Повторяю — речь шла ни больше ни меньше как о строительстве нового прекрасного мира, о свежем ветре перемен, который должен был вымести со старого континента весь мусор, все отвратительные гнойные болячки, всех паразитов, которые столетиями гнездились на его многострадальном теле. А евреи — конечно, в глазах моих ванзейских друзей — представляли собою именно таких паразитов. Судите сами. Возьмем для примера дом с двадцатью квартирами, где у каждой квартиры — свои хозяева. Жильцы, как это водится, разные, каждый со своим уровнем достатка, культуры и образования. В подвале ютятся многодетные бедняки, в мансардах — студенты, бельэтаж занимает богатый торговец, а на этажах проживают семьи чиновников разного ранга. И вот предположим, что Бог насылает на этот дом несчастье — нашествие клопов. Что тогда происходит?
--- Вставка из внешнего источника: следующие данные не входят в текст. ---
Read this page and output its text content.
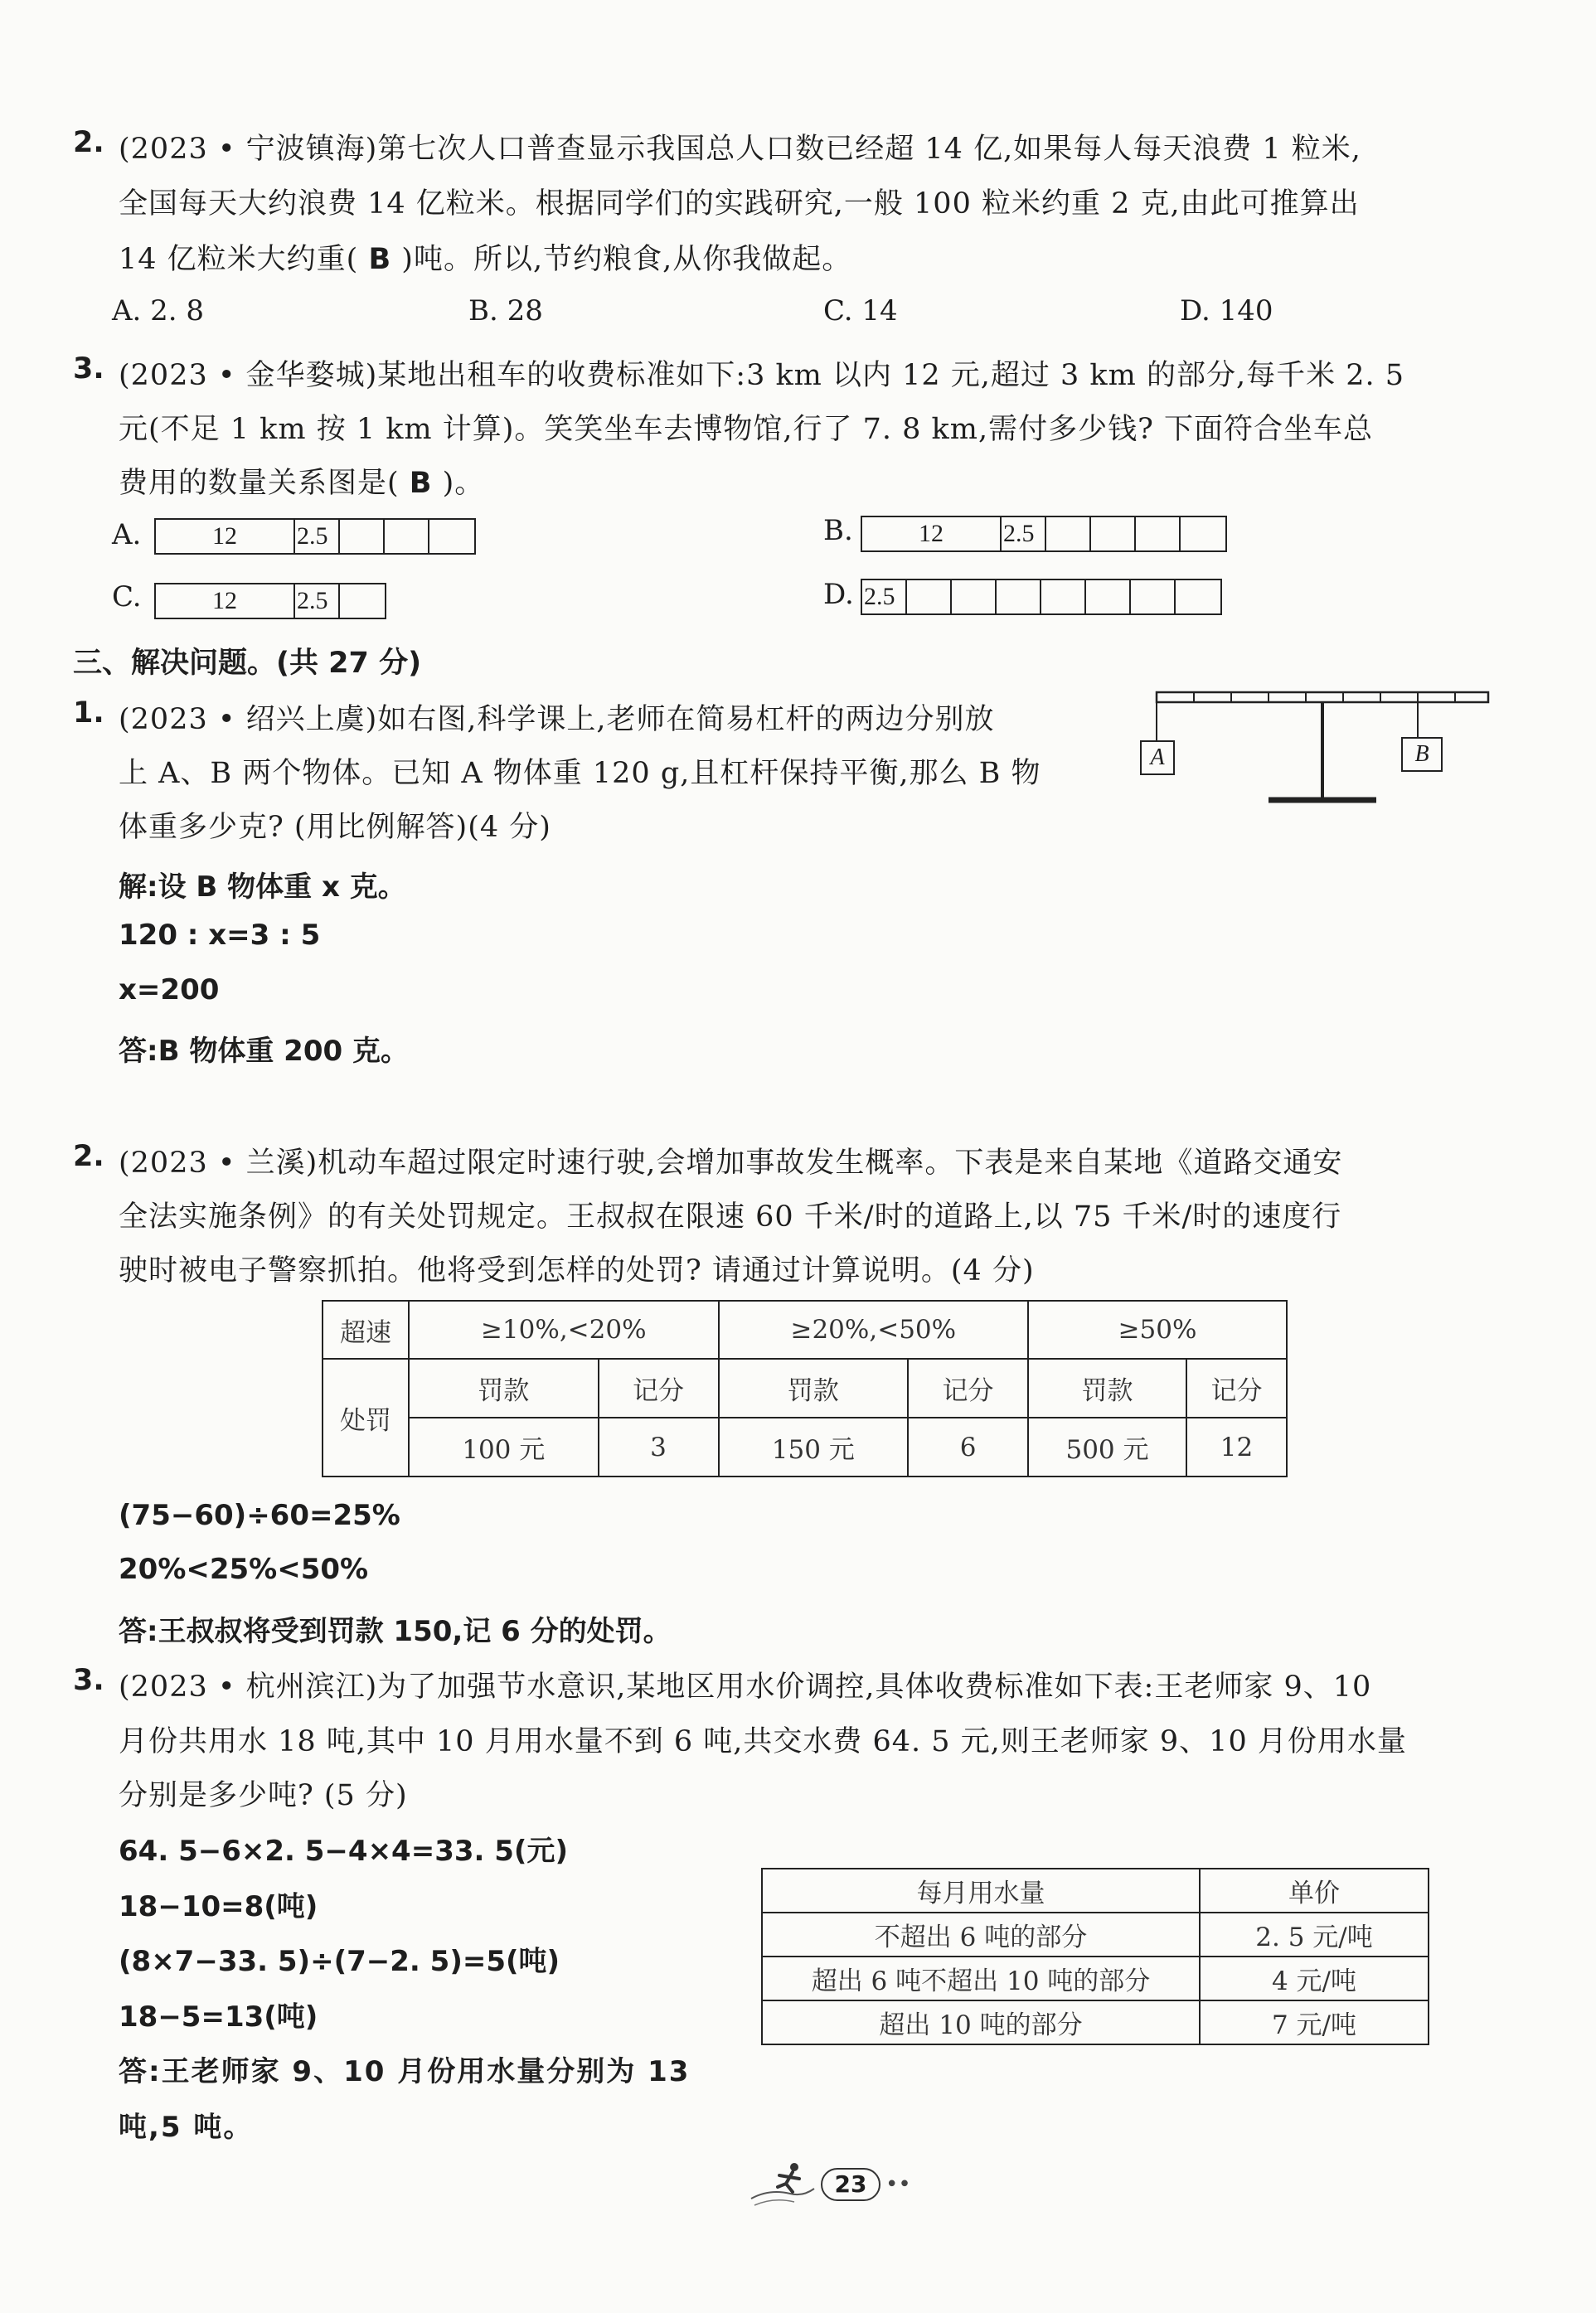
2. (2023 • 宁波镇海)第七次人口普查显示我国总人口数已经超 14 亿,如果每人每天浪费 1 粒米,
全国每天大约浪费 14 亿粒米。根据同学们的实践研究,一般 100 粒米约重 2 克,由此可推算出
14 亿粒米大约重( B )吨。所以,节约粮食,从你我做起。
A. 2. 8	B. 28	C. 14	D. 140
3. (2023 • 金华婺城)某地出租车的收费标准如下:3 km 以内 12 元,超过 3 km 的部分,每千米 2. 5
元(不足 1 km 按 1 km 计算)。笑笑坐车去博物馆,行了 7. 8 km,需付多少钱? 下面符合坐车总
费用的数量关系图是( B )。
A.	12	2.5	B.	12	2.5
C.	12	2.5	D. 2.5
三、解决问题。(共 27 分)
1. (2023 • 绍兴上虞)如右图,科学课上,老师在简易杠杆的两边分别放
上 A、B 两个物体。已知 A 物体重 120 g,且杠杆保持平衡,那么 B 物
体重多少克? (用比例解答)(4 分)
A	B
解:设 B 物体重 x 克。
120 : x=3 : 5
x=200
答:B 物体重 200 克。
2. (2023 • 兰溪)机动车超过限定时速行驶,会增加事故发生概率。下表是来自某地《道路交通安
全法实施条例》的有关处罚规定。王叔叔在限速 60 千米/时的道路上,以 75 千米/时的速度行
驶时被电子警察抓拍。他将受到怎样的处罚? 请通过计算说明。(4 分)
超速	≥10%,<20%		≥20%,<50%		≥50%	
处罚	罚款	记分	罚款	记分	罚款	记分
	100 元	3	150 元	6	500 元	12
(75−60)÷60=25%
20%<25%<50%
答:王叔叔将受到罚款 150,记 6 分的处罚。
3. (2023 • 杭州滨江)为了加强节水意识,某地区用水价调控,具体收费标准如下表:王老师家 9、10
月份共用水 18 吨,其中 10 月用水量不到 6 吨,共交水费 64. 5 元,则王老师家 9、10 月份用水量
分别是多少吨? (5 分)
64. 5−6×2. 5−4×4=33. 5(元)
18−10=8(吨)
(8×7−33. 5)÷(7−2. 5)=5(吨)
18−5=13(吨)
答:王老师家 9、10 月份用水量分别为 13
吨,5 吨。
每月用水量	单价
不超出 6 吨的部分	2. 5 元/吨
超出 6 吨不超出 10 吨的部分	4 元/吨
超出 10 吨的部分	7 元/吨
23 ••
Каждая семья пытается справиться с напастью доступными ей способами и в удобное для нее время. Богач немедленно вызывает дезинфектора. Чиновник на втором этаже вызвал бы тоже, но у него как раз родился ребенок, и поэтому лучше бы немного подождать. Дворника в полуподвале клопы пока не беспокоят вообще, а студент полагает, что лучше потратить скудные франки на пиво, чем вбухивать их в благоустройство мансарды, из которой он так или иначе съедет в конце семестра.